There are a lot of unanswered question on this topic so your thoughts are appreciated!

https://www.cgsnet.org/ckfinder/userfiles/files/DataSources_2010_03.pdf

 

5 Replies to “Why do graduate students have to take so many classes?”

  1. I think that Ph.D. students need 12 – 15 credit classes in research methods, theories, and ethics. although classes is a source of income, but it is not the ultimate goal for the graduate school. I believe the aim is to equip the students with adequate knowledge. I really benefitted from my Ph.D. classes and what I’m learning know will contributed toward my dissertation. I’m learning many valuable subjects such as how to appropriately conduct research, how to deal with researches that involve human subjects, how to sampling appropriately, and how narrow your research topic and etc…
    If I started my dissertation without these classes, I would be struggling. Regarding Ph.D. studies, I think the US model is better than the European model. In fact, some universities in Europe are starting to enforce classes which mean that there is a need for few classes before one starts to work in his/her dissertation.

  2. I have had graduate student advisors say they wish graduate students didn’t have to take classes, as it wastes graduate student’s time and detracts from research, which is what a PhD is about. I agree that part of it is likely for making money, and part a doubt of students skills. Though I think departments do want to ensure a certain level of knowledge in graduate students, as if that student leaves with a poor knowledge base, it reflects poorly on the department. This being said I dislike the European system of assigning PhD students projects.

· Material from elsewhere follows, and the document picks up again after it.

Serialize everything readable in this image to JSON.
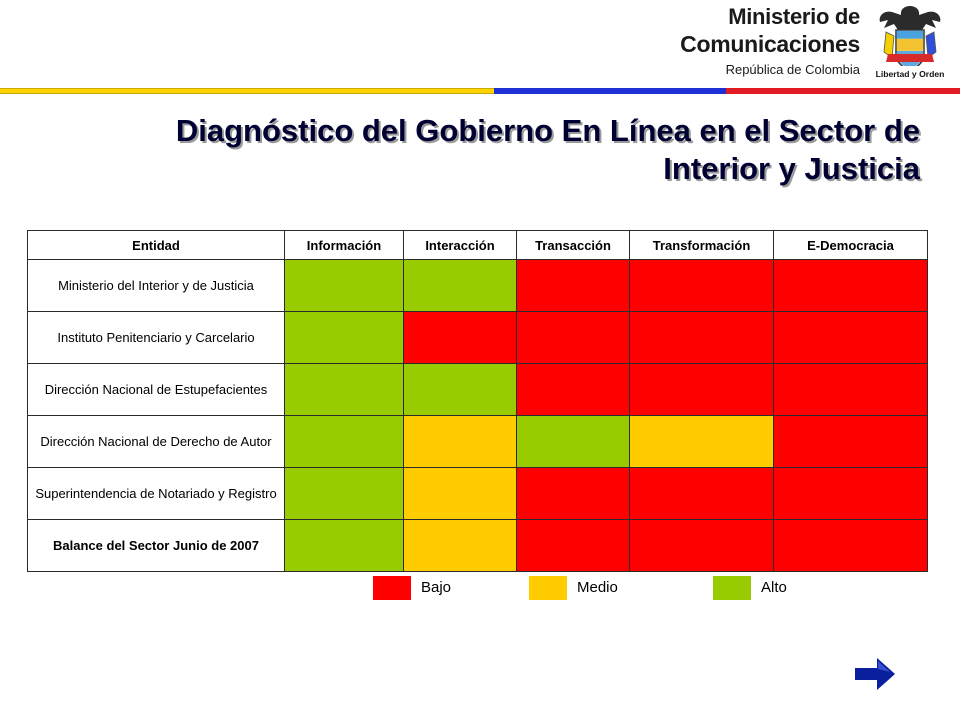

Though it speeds up the process, it hinders the growth of PhD students and is a major factor as why American PhD’s can beat European PhD’s for jobs in Europe.

  3. I am in the Civil Engineering department and the department does suggest some necessary background courses but it is not compulsory to enroll in them. I agree that after starting a Ph.D., one does not have enough time to give to graduate level courses. But, I feel that a background knowledge for some interdisciplinary subjects is a must. It might not help one get a Ph.D. but will definitely help in widening the knowledge horizon. And in case you happen to guide a student in the future, who knows some knowledge might come in handy.

  4. I think the purpose of a PhD (advanced degrees more generally) is to educate and allow a student to further develop the ‘skills’ required to be successful in academia/industry. I know this is very much a ‘duh’ moment, but I find myself quite frequently forgetting it. I think being a graduate student it is easy to forget the real purpose of why you are doing the things you are doing. It’s easy to get caught up in your research, deadlines, day to day activities and view requirements (classes for instance) as barriers for achieving the things you (you being a general graduate student, myself included) think you need to be achieving. Sadly, I think there is such a strong emphasis on production of results/papers/ideas/etc that it is easy to forget about the process of education. Personally, I sometimes wish graduate classes were handled a little better (more effort, more education, ect), but I still understand their purpose even if the execution needs refinement. In the same vein, I think the requirements in my own department (CEE) are very reasonable. A direct PhD student has to take 39 course credit hours while a master’s typical ranges anywhere from 24-30 hours depending on type. Therefore, a PhD student (regardless if it is direct or continuing since 15 hours from a masters usually transfers) only need to take 15 additional hours. Factor in the idea that our department ‘required’ classes are extremely lax (requiring 2 of 3 core classes) and you have a lot of flexibility to explore and learn topics that interest you or enhance your work.

  5. I would think that taking a methodology course and maybe a few stat course would be good. More classes just take your research time. It would also be good if you transfer out to other PhD programs you don’t loose much and mobility increases as you don’t need to sacrifice staying in a place you like juts because you can not transfer your courses.